Un legs que le vaillant espoir du Lightning de Tampa Bay a amené des Generals alors qu’il a évolué sous les gouvernes de D.J. Smith et ensuite Bob Jones.

«Anthony, Taylor [Raddysh] et Warren [Foegele] sont la clé du succès pour notre équipe. Ils jouent toujours contre les meilleurs trios adverses et ils réussissent à être responsables tout en produisant», a souligné Knoblauch.

«C’est important d’avoir ce type de joueur, a poursuivi l’entraîneur. Il a une énorme tâche en infériorité numérique. Il l’a prouvé tout au long des séries dans l’OHL. Anthony est responsable et peut marquer n’importe quand le but assommoir. C’est le type de joueur dont un entraîneur ne peut se passer, surtout dans les moments névralgiques.»

Dur à croire qu’il n’ait jamais été repêché dans la ligue junior de l’Ontario (OHL) Les Generals lui avaient fait signer un contrat de joueur autonome avant la campagne 2014.

Il compte maintenant une coupe Memorial, deux coupes Robertson et une médaille d’argent du Mondial junior à son actif.

En 229 matchs de saison régulière et des séries éliminatoires, il a produit 78 buts et 205 points tout en présentant un différentiel de +78.

Le Lightning n’a pas raté son coup en le sélectionnant au troisième tour de l’encan 2015.

Pas de recette miracle

La question revient sur le tapis chaque année. Que pourrait-on faire pour améliorer le tournoi de la Coupe Memorial?

Sans recette miraculeuse, cette question reste sans réponse. La formule de quatre équipes réunissant les trois champions des ligues de la LCH et l’équipe hôtesse semble coulée dans le béton.

À cette 99e édition du tournoi canadien, trois pointages élevés ont prouvé quelques défaillances du système. Curieusement, les Thunderbirds de Seattle n’ont pas été de taille.

Pas évident de remporter les grands honneurs dans sa ligue et de se pointer dans un court tournoi contre les autres champions. C’est pourquoi la coupe Memorial est selon plusieurs la plus difficile à soulever.

Les dirigeants de la LCH pourraient-ils s’inspirer des circuits majeurs d’Amérique du Nord? Le baseball majeur a innové en 2012 en présentant une formule intéressante déterminant le quatrième as par un match suicide.

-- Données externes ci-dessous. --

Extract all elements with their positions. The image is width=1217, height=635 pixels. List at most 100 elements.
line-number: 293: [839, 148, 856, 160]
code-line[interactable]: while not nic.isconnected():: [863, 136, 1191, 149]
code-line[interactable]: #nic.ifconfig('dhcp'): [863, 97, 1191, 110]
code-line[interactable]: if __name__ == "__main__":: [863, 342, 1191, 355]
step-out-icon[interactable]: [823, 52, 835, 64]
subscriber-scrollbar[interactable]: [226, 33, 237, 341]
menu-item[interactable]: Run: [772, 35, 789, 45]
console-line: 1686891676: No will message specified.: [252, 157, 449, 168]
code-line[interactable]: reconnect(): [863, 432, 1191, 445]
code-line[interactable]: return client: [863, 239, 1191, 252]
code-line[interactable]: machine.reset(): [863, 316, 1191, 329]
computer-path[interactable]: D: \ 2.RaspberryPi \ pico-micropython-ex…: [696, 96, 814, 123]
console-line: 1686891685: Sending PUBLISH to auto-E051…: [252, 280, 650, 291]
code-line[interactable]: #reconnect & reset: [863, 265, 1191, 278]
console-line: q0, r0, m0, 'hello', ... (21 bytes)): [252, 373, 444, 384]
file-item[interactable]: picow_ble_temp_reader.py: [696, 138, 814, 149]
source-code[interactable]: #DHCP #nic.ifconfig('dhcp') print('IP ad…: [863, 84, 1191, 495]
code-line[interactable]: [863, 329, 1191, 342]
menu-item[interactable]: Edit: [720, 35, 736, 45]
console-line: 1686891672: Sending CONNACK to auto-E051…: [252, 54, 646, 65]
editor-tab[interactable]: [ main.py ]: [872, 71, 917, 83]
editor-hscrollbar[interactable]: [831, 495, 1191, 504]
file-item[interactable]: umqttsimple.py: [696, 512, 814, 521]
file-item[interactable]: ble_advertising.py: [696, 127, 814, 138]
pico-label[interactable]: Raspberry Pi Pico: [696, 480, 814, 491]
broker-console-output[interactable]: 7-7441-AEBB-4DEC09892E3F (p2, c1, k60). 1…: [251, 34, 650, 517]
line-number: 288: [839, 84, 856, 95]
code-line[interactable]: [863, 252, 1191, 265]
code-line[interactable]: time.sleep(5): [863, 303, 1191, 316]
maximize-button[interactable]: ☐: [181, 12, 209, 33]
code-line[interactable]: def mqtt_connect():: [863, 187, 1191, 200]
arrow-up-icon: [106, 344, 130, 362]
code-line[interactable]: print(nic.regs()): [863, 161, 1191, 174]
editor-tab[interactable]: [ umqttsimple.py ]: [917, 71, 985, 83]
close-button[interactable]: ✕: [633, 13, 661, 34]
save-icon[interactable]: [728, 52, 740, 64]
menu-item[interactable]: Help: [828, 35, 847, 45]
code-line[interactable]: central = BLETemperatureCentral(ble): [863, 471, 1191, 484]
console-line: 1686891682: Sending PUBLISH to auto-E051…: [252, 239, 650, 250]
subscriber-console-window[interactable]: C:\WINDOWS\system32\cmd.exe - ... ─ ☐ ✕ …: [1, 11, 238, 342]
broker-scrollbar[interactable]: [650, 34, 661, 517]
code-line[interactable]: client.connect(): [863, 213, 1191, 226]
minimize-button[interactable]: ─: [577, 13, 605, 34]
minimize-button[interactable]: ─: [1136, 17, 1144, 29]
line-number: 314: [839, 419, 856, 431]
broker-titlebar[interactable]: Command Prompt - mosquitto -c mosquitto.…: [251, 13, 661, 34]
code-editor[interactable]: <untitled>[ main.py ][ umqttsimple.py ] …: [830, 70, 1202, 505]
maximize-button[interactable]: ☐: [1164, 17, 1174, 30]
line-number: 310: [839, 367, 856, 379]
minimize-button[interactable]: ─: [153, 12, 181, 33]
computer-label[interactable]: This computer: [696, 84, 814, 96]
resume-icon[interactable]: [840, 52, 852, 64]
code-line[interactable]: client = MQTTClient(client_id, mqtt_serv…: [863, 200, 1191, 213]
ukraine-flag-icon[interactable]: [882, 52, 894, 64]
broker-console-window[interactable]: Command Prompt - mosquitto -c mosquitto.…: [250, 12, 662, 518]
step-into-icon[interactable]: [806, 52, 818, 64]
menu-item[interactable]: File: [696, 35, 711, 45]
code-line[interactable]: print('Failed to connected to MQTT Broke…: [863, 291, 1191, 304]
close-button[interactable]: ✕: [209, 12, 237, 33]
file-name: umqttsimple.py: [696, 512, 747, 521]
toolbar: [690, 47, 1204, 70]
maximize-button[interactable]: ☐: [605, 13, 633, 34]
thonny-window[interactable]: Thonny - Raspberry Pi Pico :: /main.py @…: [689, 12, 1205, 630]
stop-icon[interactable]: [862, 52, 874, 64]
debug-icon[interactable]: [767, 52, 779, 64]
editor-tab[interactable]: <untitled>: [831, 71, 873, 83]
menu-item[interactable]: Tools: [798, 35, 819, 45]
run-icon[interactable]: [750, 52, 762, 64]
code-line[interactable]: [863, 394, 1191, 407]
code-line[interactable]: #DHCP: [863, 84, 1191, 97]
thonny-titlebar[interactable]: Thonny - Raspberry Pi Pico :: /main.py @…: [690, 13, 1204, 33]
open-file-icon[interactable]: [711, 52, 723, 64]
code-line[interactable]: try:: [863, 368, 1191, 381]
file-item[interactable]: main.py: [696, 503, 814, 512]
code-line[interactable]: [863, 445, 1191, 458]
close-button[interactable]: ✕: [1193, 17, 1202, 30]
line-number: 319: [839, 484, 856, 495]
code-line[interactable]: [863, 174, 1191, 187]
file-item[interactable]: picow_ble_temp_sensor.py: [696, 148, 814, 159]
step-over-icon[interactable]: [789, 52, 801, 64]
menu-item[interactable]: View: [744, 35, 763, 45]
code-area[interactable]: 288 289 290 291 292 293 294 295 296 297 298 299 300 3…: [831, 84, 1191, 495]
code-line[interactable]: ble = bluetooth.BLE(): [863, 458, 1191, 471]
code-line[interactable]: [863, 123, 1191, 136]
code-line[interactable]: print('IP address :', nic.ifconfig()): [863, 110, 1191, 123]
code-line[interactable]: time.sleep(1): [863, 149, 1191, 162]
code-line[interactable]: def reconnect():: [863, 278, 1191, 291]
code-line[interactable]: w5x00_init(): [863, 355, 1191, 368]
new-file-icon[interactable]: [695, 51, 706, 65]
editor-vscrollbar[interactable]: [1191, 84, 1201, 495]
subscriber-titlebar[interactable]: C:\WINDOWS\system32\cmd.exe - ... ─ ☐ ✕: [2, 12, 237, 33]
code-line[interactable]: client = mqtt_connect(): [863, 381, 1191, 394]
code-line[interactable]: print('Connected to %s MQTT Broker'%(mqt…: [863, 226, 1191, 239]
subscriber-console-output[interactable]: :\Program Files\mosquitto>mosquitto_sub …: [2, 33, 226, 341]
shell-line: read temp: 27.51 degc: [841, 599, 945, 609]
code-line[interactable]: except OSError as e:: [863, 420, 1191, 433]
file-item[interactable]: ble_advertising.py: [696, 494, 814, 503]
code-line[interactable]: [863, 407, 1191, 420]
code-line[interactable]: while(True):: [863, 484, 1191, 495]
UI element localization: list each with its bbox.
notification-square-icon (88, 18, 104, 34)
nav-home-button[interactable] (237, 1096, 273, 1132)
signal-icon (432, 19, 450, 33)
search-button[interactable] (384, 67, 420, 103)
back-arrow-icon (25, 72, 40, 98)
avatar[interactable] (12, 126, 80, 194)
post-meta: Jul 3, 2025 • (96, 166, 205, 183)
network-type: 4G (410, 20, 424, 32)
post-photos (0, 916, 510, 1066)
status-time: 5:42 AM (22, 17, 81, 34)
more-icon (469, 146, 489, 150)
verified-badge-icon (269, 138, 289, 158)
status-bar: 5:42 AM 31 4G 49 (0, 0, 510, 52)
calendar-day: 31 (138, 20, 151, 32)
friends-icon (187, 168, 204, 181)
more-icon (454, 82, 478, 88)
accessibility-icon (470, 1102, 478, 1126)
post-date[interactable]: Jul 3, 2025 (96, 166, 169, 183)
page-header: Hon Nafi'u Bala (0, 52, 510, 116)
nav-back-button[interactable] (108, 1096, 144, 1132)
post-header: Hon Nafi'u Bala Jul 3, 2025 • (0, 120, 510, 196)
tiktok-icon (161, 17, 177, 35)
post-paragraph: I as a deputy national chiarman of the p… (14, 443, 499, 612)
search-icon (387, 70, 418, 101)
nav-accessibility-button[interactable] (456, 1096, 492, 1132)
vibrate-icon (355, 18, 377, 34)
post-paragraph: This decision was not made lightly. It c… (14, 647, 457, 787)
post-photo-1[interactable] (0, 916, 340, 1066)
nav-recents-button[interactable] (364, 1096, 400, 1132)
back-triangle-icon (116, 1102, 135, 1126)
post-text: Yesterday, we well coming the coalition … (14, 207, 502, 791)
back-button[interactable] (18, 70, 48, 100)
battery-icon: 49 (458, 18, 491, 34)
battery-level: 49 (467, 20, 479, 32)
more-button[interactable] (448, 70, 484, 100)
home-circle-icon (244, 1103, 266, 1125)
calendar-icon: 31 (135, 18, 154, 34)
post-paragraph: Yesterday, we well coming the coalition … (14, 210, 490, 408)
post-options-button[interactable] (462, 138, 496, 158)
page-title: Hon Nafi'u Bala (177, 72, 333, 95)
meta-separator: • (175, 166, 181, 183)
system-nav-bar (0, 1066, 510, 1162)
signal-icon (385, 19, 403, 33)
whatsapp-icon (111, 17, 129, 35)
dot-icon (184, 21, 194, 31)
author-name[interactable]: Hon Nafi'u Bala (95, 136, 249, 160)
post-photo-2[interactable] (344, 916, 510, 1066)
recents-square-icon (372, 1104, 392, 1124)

Les idées sont nombreuses dans le cas de la LCH. Inclure les finalistes des trois ligues, ajouter la formation ayant récolté le plus de points en saison régulière, un tournoi réunissant les quatre ou huit meilleures formations au pays selon le classement annuel, etc. Certaines de ces «solutions» enlèvent par contre du lustre aux championnats de ligue.

Il faut toutefois toujours réfléchir aux coûts et la durée du tournoi. Et surtout, ne pas évincer l’équipe hôtesse de l’équation, car sans sa présence, les gradins sont dégarnis. Depuis le début du tournoi à Windsor, les partisans sont au rendez-vous lorsque les Spitfires sont sur la glace, mais les autres duels, dont la demi-finale vendredi soir, sont moins populaires. La question reste toujours d’actualité.